Review: Whereas the first volume in Joaquin "Joe" Claussell's "Cosmicdelic Africa" series focused on sneaky re-edits by the Sacred Rhythm founder, this second instalment focuses on original productions "for the dancefloor and the head". In other words, Clausell has offered up DJ-friendly extended versions of some of his most cosmic, Afro-centric creations. There's much to enjoy throughout, from the psychedelic rock guitar solos, restless bass, layered Latin house rhythms and rainforest sounds of Cosmic Ritual's "Abraxas (Demo Sketch Mix)", to the piano sporting cosmic house positivity of Mampo's "Emarofo Tech (Extended Sketch Mix)", via the spaced-out electronics, hallucinatory synth lines and sparse drums of intoxicating downtempo workout "Mundo De Agua (Psyxchdelic Transfusion Mix)".
Review: First released last summer, Cotonete and Roberto Di Melo's "AEIOU" is a deliciously warm and woozy chunk of jazz-funk/revivalist Latin disco fusion that sounds like it was recorded in 1978 rather than 2018. This time round, Dimitri From Paris is at the controls, offering up two arguably superior "Special Disco Mixes" that not only boasts more audio clarity around key instrumental parts (particularly the horns, walking bassline and previously buried Clavinet lines) but also add some fizzing new electrofunk synths.
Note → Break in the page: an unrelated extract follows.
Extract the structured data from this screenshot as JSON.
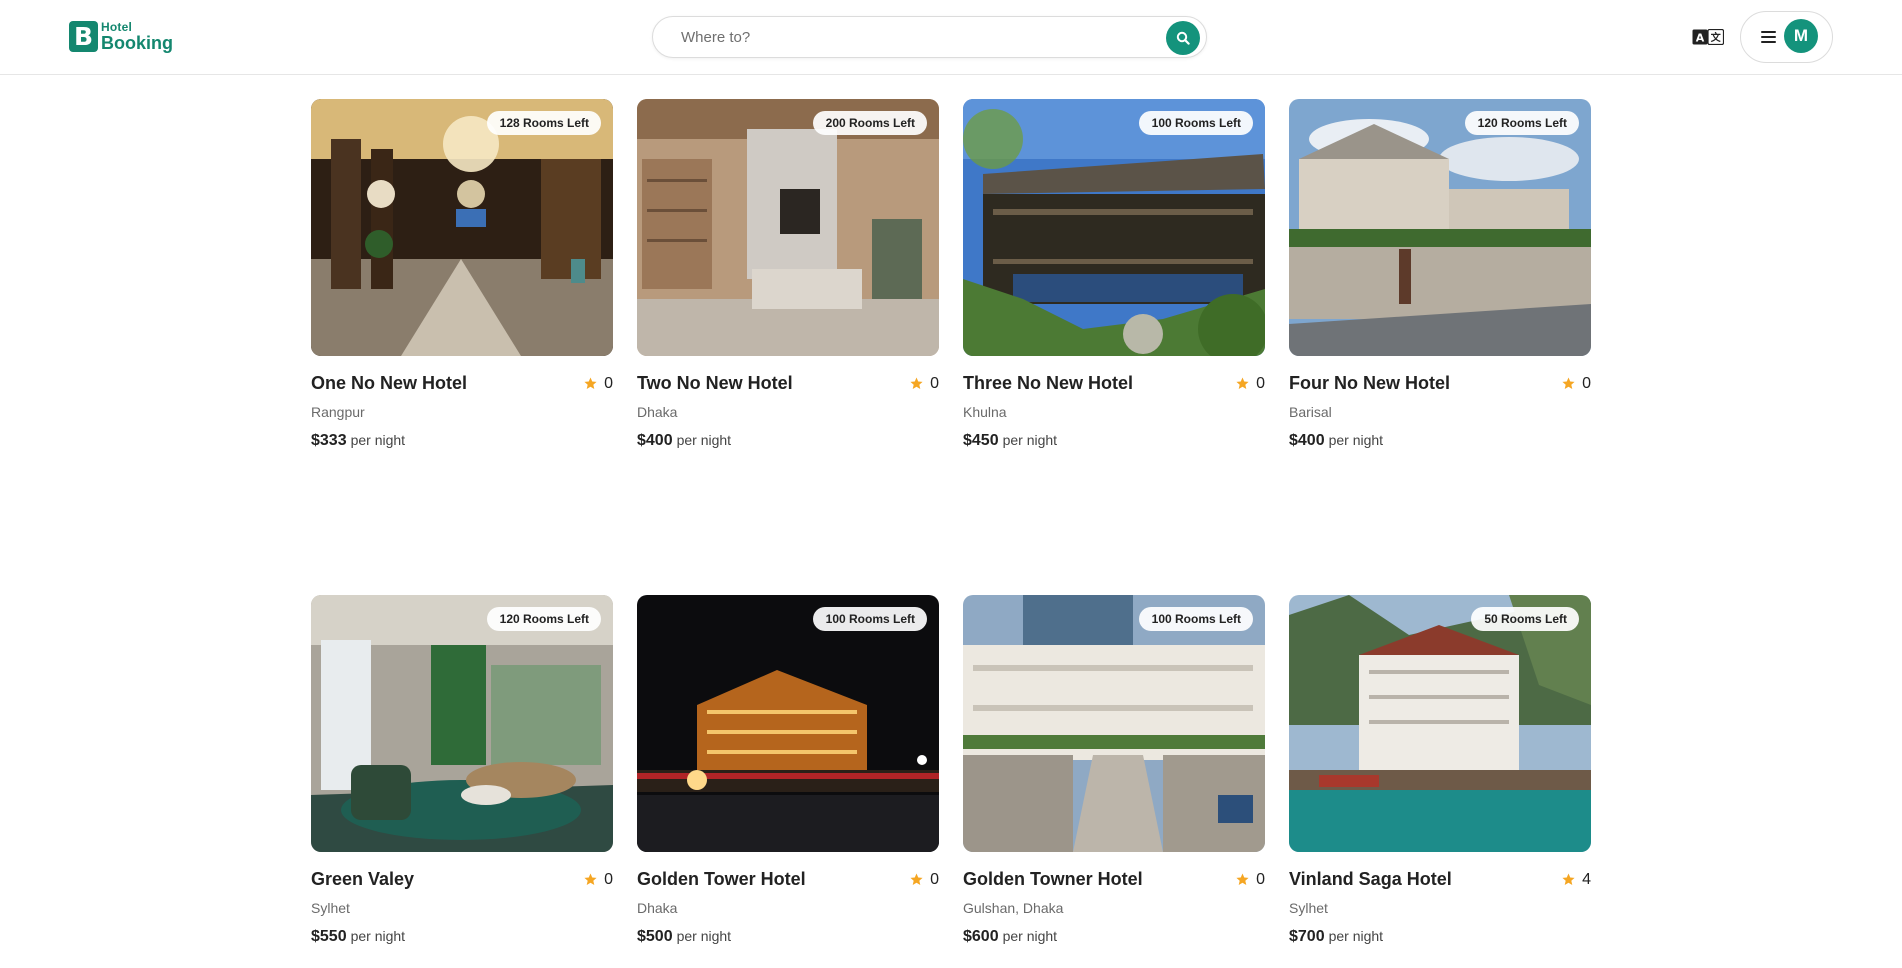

As a result, the A-side vocal version sounds like a disco scene anthem in waiting, while the high-octane flipside dub is percussive, sweaty and full throttle in the best possible way.
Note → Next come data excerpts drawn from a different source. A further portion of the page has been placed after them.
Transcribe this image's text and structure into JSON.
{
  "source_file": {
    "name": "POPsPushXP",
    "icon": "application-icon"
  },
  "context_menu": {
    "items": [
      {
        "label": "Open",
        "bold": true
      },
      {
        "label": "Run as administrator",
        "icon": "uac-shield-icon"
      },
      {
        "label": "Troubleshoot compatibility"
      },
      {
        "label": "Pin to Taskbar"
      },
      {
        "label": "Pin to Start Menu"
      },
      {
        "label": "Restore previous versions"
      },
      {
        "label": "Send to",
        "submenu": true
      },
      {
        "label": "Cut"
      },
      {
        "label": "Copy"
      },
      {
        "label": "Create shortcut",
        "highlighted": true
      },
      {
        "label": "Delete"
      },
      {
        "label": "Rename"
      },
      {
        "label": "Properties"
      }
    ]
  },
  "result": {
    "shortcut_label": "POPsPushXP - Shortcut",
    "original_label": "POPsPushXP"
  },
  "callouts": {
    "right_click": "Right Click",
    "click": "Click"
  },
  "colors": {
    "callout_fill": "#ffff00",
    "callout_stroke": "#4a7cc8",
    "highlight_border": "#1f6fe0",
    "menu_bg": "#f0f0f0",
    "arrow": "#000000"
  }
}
Review: DJ Gandharva and Von Yodi's long serving Budabeats label is always a trusted source for razor sharp disco digs and more esoteric sounds from the four corners of the earth, and they continue their recent leap to vinyl with this stunning selection of jams from the southern hemisphere. Letta Mbulu's Soweto funk gets a little edit treatment from Petko Turner, while BeTe takes on Camila Costa's gorgeous Ponto Das Caboclas for a perfect sundown reflection led by tender acoustic strumming. Chillum Trio work up a sweat over Ebo Taylor's "Odofo Nyi Akyiri Biara", creating a certifiable party burner in the process, and then Birdhouse completes the package with the irrepressibly funky "Berimbao".
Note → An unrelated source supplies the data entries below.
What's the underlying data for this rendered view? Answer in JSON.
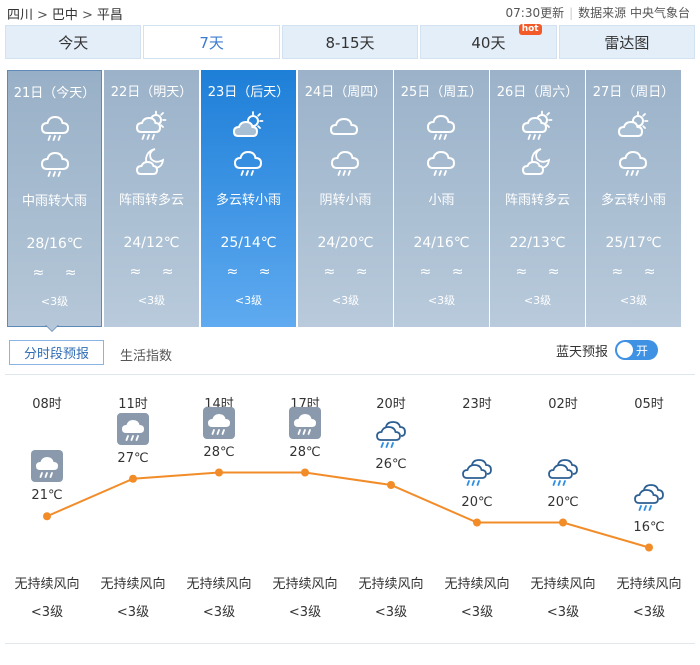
{
  "breadcrumb": {
    "province": "四川",
    "city": "巴中",
    "county": "平昌"
  },
  "meta": {
    "update": "07:30更新",
    "source_label": "数据来源 中央气象台"
  },
  "tabs": [
    {
      "label": "今天"
    },
    {
      "label": "7天"
    },
    {
      "label": "8-15天"
    },
    {
      "label": "40天",
      "badge": "hot"
    },
    {
      "label": "雷达图"
    }
  ],
  "days": [
    {
      "date": "21日（今天）",
      "icon_day": "rain-cloud-icon",
      "icon_night": "rain-cloud-icon",
      "desc": "中雨转大雨",
      "temp": "28/16℃",
      "wind": "≈ ≈",
      "level": "<3级"
    },
    {
      "date": "22日（明天）",
      "icon_day": "sun-shower-icon",
      "icon_night": "moon-cloud-icon",
      "desc": "阵雨转多云",
      "temp": "24/12℃",
      "wind": "≈ ≈",
      "level": "<3级"
    },
    {
      "date": "23日（后天）",
      "icon_day": "partly-cloudy-icon",
      "icon_night": "rain-cloud-icon",
      "desc": "多云转小雨",
      "temp": "25/14℃",
      "wind": "≈ ≈",
      "level": "<3级"
    },
    {
      "date": "24日（周四）",
      "icon_day": "cloud-icon",
      "icon_night": "rain-cloud-icon",
      "desc": "阴转小雨",
      "temp": "24/20℃",
      "wind": "≈ ≈",
      "level": "<3级"
    },
    {
      "date": "25日（周五）",
      "icon_day": "rain-cloud-icon",
      "icon_night": "rain-cloud-icon",
      "desc": "小雨",
      "temp": "24/16℃",
      "wind": "≈ ≈",
      "level": "<3级"
    },
    {
      "date": "26日（周六）",
      "icon_day": "sun-shower-icon",
      "icon_night": "moon-cloud-icon",
      "desc": "阵雨转多云",
      "temp": "22/13℃",
      "wind": "≈ ≈",
      "level": "<3级"
    },
    {
      "date": "27日（周日）",
      "icon_day": "partly-cloudy-icon",
      "icon_night": "rain-cloud-icon",
      "desc": "多云转小雨",
      "temp": "25/17℃",
      "wind": "≈ ≈",
      "level": "<3级"
    }
  ],
  "subtabs": {
    "hourly": "分时段预报",
    "life": "生活指数"
  },
  "bluesky": {
    "label": "蓝天预报",
    "toggle": "开"
  },
  "hourly": [
    {
      "time": "08时",
      "temp": "21℃",
      "icon": "rain-box-icon",
      "wind": "无持续风向",
      "level": "<3级"
    },
    {
      "time": "11时",
      "temp": "27℃",
      "icon": "rain-box-icon",
      "wind": "无持续风向",
      "level": "<3级"
    },
    {
      "time": "14时",
      "temp": "28℃",
      "icon": "rain-box-icon",
      "wind": "无持续风向",
      "level": "<3级"
    },
    {
      "time": "17时",
      "temp": "28℃",
      "icon": "rain-box-icon",
      "wind": "无持续风向",
      "level": "<3级"
    },
    {
      "time": "20时",
      "temp": "26℃",
      "icon": "light-rain-icon",
      "wind": "无持续风向",
      "level": "<3级"
    },
    {
      "time": "23时",
      "temp": "20℃",
      "icon": "light-rain-icon",
      "wind": "无持续风向",
      "level": "<3级"
    },
    {
      "time": "02时",
      "temp": "20℃",
      "icon": "light-rain-icon",
      "wind": "无持续风向",
      "level": "<3级"
    },
    {
      "time": "05时",
      "temp": "16℃",
      "icon": "light-rain-icon",
      "wind": "无持续风向",
      "level": "<3级"
    }
  ],
  "chart_data": {
    "type": "line",
    "x": [
      "08时",
      "11时",
      "14时",
      "17时",
      "20时",
      "23时",
      "02时",
      "05时"
    ],
    "series": [
      {
        "values": [
          21,
          27,
          28,
          28,
          26,
          20,
          20,
          16
        ]
      }
    ],
    "line_color": "#f28c28"
  }
}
Review: She may be best known as a TV and radio presenter, but Nigerian star Julie Coker also enjoyed a short but successful music career. She released two albums of note - highlife-focused 1976 debut "Ere Yon (Sweet Songs)" and 1981's more disco-centric "Tomorrow" - both of which now fetch eye-watering sums online. This fine retrospective showcases cuts from both of those sets, with the many highlights including the spacey, delay-laden highlife cheeriness of "Re Hese", the Clavinet-sporting disco-funk-goes-pop bounce of "It's All For You", the low-slung but rising, gospel influenced brilliance of "Gossiper Scandal Monger" and the heavily percussive, off-kilter goodness of album closer "Iyo-Re". You might also notice the intro of 'Ere Yon', which was recently sampled to great effect in Anderson .Paak's "Saviers Road"!